Her yeni topluma geçişte ebelik görevi zora düştü, yeni toplumun doğuşu her zaman zora dayalı bir devrimle oldu. İnsanlar devrimin yarattığı yeni ilişkilere ve yeni koşullara dayanarak devrimden sonra yeni bir yaşam kurdular. Devrimin, üretici güçlerin önündeki engelleri kaldırmasıyla birlikte, bir süre için bile olsa özgürce gelişimi tarihin çarkını hızlandırdı.

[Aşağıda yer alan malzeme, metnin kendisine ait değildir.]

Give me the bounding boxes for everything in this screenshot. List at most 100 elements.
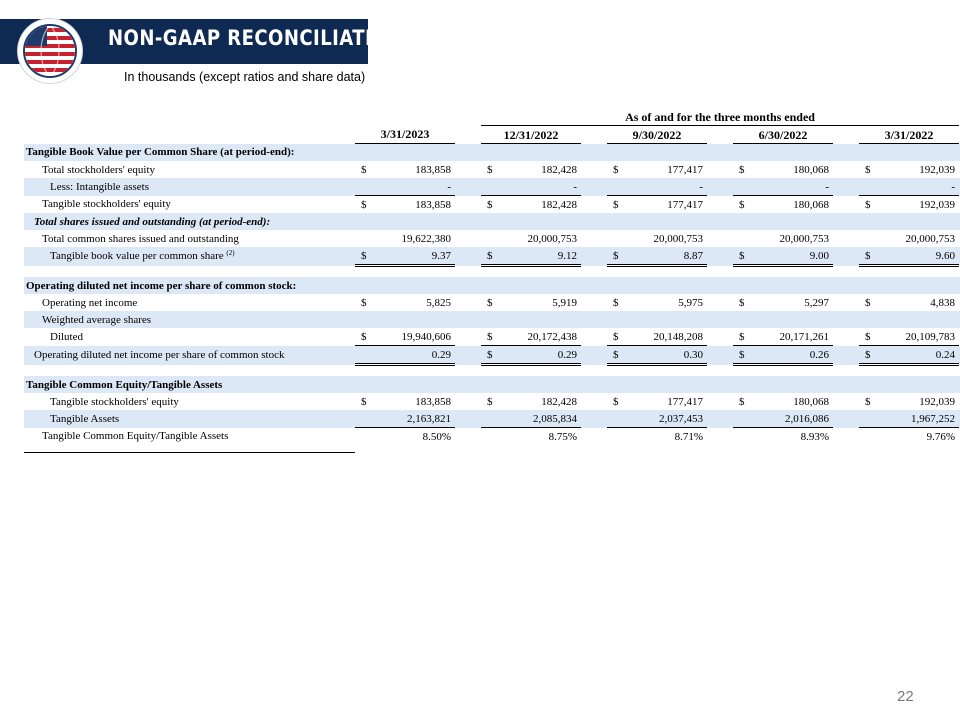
currency-symbol: $: [481, 247, 499, 267]
cell-value: 0.29: [373, 345, 455, 366]
currency-symbol: $: [859, 328, 877, 346]
currency-symbol: $: [481, 328, 499, 346]
currency-symbol: $: [613, 296, 619, 309]
cell-value: 8.75%: [548, 430, 577, 443]
currency-symbol: $: [859, 345, 877, 366]
row-label: Tangible book value per common share (2): [24, 247, 355, 266]
table-row: Operating diluted net income per share o…: [24, 345, 960, 366]
table-row: Operating net income $5,825 $5,919 $5,97…: [24, 294, 960, 311]
cell-value: 20,171,261: [751, 328, 833, 346]
table-row: Operating diluted net income per share o…: [24, 277, 960, 294]
currency-symbol: $: [487, 296, 493, 309]
table-row: Diluted $19,940,606 $20,172,438 $20,148,…: [24, 328, 960, 346]
globe-flag-icon: [18, 19, 82, 83]
cell-value: 182,428: [541, 198, 577, 211]
table-row: Total shares issued and outstanding (at …: [24, 213, 960, 230]
cell-value: 2,037,453: [625, 410, 707, 428]
cell-value: 0.30: [625, 345, 707, 366]
currency-symbol: $: [613, 395, 619, 408]
cell-value: 20,148,208: [625, 328, 707, 346]
cell-value: 182,428: [541, 395, 577, 408]
table-row: Tangible stockholders' equity $183,858 $…: [24, 196, 960, 214]
cell-value: 192,039: [919, 198, 956, 211]
cell-value: 20,109,783: [877, 328, 960, 346]
section-title: Total shares issued and outstanding (at …: [24, 213, 355, 230]
row-label: Operating diluted net income per share o…: [24, 345, 355, 365]
currency-symbol: $: [361, 198, 367, 211]
table-row: Tangible book value per common share (2)…: [24, 247, 960, 267]
currency-symbol: $: [613, 163, 619, 176]
column-header: 9/30/2022: [607, 125, 707, 144]
row-label: Operating net income: [42, 296, 138, 309]
table-row: Weighted average shares: [24, 311, 960, 328]
reconciliation-table: As of and for the three months ended 3/3…: [24, 108, 960, 445]
currency-symbol: $: [739, 163, 745, 176]
currency-symbol: $: [733, 247, 751, 267]
column-header: 6/30/2022: [733, 125, 833, 144]
cell-value: 8.71%: [674, 430, 703, 443]
currency-symbol: $: [607, 247, 625, 267]
cell-value: 9.12: [499, 247, 581, 267]
cell-value: 180,068: [793, 395, 829, 408]
currency-symbol: $: [865, 296, 871, 309]
cell-value: 19,940,606: [373, 328, 455, 346]
table-row: Less: Intangible assets - - - - -: [24, 178, 960, 196]
group-header-row: As of and for the three months ended: [24, 108, 960, 126]
table-row: Tangible stockholders' equity $183,858 $…: [24, 393, 960, 410]
spacer-row: [24, 265, 960, 277]
currency-symbol: $: [865, 163, 871, 176]
row-label: Total stockholders' equity: [42, 163, 156, 176]
cell-value: 192,039: [919, 163, 956, 176]
row-label: Tangible stockholders' equity: [50, 395, 179, 408]
cell-value: 2,016,086: [751, 410, 833, 428]
currency-symbol: $: [487, 198, 493, 211]
column-header: 3/31/2023: [355, 125, 455, 144]
table-row: Total common shares issued and outstandi…: [24, 230, 960, 247]
row-label: Diluted: [50, 330, 83, 343]
currency-symbol: $: [613, 198, 619, 211]
page-number: 22: [897, 688, 914, 705]
cell-value: 20,000,753: [779, 232, 830, 245]
cell-value: -: [625, 178, 707, 196]
row-label: Less: Intangible assets: [24, 178, 355, 196]
footnote-marker: (2): [226, 249, 235, 258]
section-title: Tangible Common Equity/Tangible Assets: [24, 376, 355, 393]
cell-value: 0.24: [877, 345, 960, 366]
table-end-rule: [24, 452, 355, 453]
currency-symbol: $: [487, 395, 493, 408]
table-row: Tangible Book Value per Common Share (at…: [24, 143, 960, 161]
cell-value: 4,838: [930, 296, 956, 309]
currency-symbol: $: [361, 163, 367, 176]
currency-symbol: $: [355, 328, 373, 346]
column-header: 12/31/2022: [481, 125, 581, 144]
currency-symbol: $: [739, 198, 745, 211]
cell-value: -: [751, 178, 833, 196]
cell-value: -: [877, 178, 960, 196]
currency-symbol: $: [865, 198, 871, 211]
cell-value: 19,622,380: [401, 232, 452, 245]
cell-value: 20,000,753: [905, 232, 956, 245]
currency-symbol: $: [487, 163, 493, 176]
table-row: Tangible Common Equity/Tangible Assets: [24, 376, 960, 393]
column-header: 3/31/2022: [859, 125, 960, 144]
cell-value: 5,975: [678, 296, 703, 309]
cell-value: 9.76%: [926, 430, 956, 443]
currency-symbol: $: [865, 395, 871, 408]
currency-symbol: $: [361, 395, 367, 408]
cell-value: 182,428: [541, 163, 577, 176]
cell-value: 180,068: [793, 198, 829, 211]
cell-value: 8.87: [625, 247, 707, 267]
cell-value: 20,000,753: [653, 232, 704, 245]
units-note: In thousands (except ratios and share da…: [124, 70, 366, 84]
cell-value: 5,825: [426, 296, 451, 309]
table-row: Tangible Common Equity/Tangible Assets 8…: [24, 428, 960, 446]
currency-symbol: $: [739, 395, 745, 408]
section-title: Tangible Book Value per Common Share (at…: [24, 143, 355, 161]
cell-value: 177,417: [667, 198, 703, 211]
row-label: Total common shares issued and outstandi…: [42, 232, 239, 245]
period-group-header: As of and for the three months ended: [481, 108, 960, 126]
cell-value: 1,967,252: [877, 410, 960, 428]
cell-value: 9.00: [751, 247, 833, 267]
cell-value: 2,085,834: [499, 410, 581, 428]
currency-symbol: $: [361, 296, 367, 309]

Tıpkı kölecilikten feodalizme geçişte olduğu gibi, feodalizmden kapitalizme geçişte de böyle oldu. Burjuvazi, üretici güçleri evrensel olarak geliştirdi ve kapitalist üretim biçiminin dünyada egemen olmasını sağladı. Bu süreçte eski toplumun yoluna çıkardığı bütün engelleri ezip geçti. Bu süreç, proletaryanın tarih sahnesine girmesiyle tersine döndü. Kapitalizmin mezar kazıcısı proletarya, kendi toplumsal devrimi olan sosyalist devrimi gündeme getirince, burjuvazi daha önce karşı çıktığı eski toplumun gerici ideoloji ve kurumlarını yardıma çağırdı: eski toplumdan kalan güçlerle el ele verip yeniden ürettiği gericiliği her biçimiyle proletaryanın önüne birer engel olarak dikti.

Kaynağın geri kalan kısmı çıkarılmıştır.